Everyone’s heard of head lice. They’re nasty little things and it seems like they can invade without any warning. They’re very common for children to have – especially kid’s ages 3 to 12, with girls having them more often than boys. So what are they? They’re wingless parasitic insects that live among human hair and feed on small amounts of blood from the scalp. They’re not dangerous and aren’t spreaders of disease, but they are contagious and bothersome. They cause inflammation and itching on the scalp and because of the scratching and potential damage to the scalp due to this, many times infection can start.
What are the symptoms?
Even though lice are very small, they can be seen when you look closely. You’ll likely only see nits (lice eggs) at first, which look like yellow, tan, or brown spots close to the scalp. Symptoms include scratching and itching of the scalp, as well as small, red bumps or sores from scratching.
How are they treated?
Your doctor may recommend a medicated shampoo, lotion, or rinse to kill the lice. Many of these are over the counter, but depending on the severity and the treatments already tried, prescribed treatments may be needed. In addition, if these treatments do not work, oral medicines may be prescribed. After treatment, your doctor will probably require combing out the nits to prevent any new hatching.

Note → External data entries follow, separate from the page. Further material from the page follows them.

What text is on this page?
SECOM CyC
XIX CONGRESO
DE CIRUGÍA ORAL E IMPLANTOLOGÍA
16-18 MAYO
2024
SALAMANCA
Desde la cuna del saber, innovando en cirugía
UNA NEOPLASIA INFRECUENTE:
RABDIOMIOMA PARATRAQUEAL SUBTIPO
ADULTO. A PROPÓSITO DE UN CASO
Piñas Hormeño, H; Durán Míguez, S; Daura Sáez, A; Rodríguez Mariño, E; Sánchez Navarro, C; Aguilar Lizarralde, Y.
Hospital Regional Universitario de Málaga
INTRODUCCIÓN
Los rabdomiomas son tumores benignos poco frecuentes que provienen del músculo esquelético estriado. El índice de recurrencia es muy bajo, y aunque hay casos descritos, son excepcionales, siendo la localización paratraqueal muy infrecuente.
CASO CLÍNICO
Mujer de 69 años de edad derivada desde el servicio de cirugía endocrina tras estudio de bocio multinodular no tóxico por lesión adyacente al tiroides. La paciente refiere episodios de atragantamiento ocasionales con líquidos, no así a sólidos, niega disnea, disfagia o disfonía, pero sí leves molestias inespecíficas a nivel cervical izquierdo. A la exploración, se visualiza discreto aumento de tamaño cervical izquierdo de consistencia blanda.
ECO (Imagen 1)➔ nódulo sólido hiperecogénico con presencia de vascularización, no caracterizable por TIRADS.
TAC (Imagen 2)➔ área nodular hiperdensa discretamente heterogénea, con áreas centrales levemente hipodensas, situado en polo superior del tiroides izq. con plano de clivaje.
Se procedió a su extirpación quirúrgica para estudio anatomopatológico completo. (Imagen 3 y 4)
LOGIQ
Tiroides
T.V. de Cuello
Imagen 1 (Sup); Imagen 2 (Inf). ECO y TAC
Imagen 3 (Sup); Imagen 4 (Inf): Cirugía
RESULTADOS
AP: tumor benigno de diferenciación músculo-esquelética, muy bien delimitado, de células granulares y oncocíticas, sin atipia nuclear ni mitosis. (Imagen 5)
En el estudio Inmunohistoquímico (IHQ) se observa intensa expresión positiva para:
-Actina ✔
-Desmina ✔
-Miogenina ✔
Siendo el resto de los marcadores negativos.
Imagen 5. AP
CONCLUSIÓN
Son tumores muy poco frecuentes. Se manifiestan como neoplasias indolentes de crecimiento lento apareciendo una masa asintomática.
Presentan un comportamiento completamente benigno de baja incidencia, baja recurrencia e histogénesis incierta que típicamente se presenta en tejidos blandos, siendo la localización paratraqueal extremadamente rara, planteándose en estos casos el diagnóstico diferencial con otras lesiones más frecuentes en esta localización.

How do I stop them from coming back?
Lice aren’t your friends and you definitely don’t want them coming back for a visit. So, in order to prevent a reinfestation, there are some tools to help:
- Wash bed and clothing items that have been infected in hot water, at least 104 degrees or have them dry cleaned
- Vacuum all carpets and rugs in the home
- Throw away old hair ties, barrettes, combs, or brushes, or soak them in rubbing alcohol for medicated shampoo for at least an hour
It’s very important to have head lice diagnosed, as they can spread quickly, especially in large group setting such as schools, camps, day cares, etc. So, if you think your child may have them, see your doctor immediately to see if an infestation has occurred.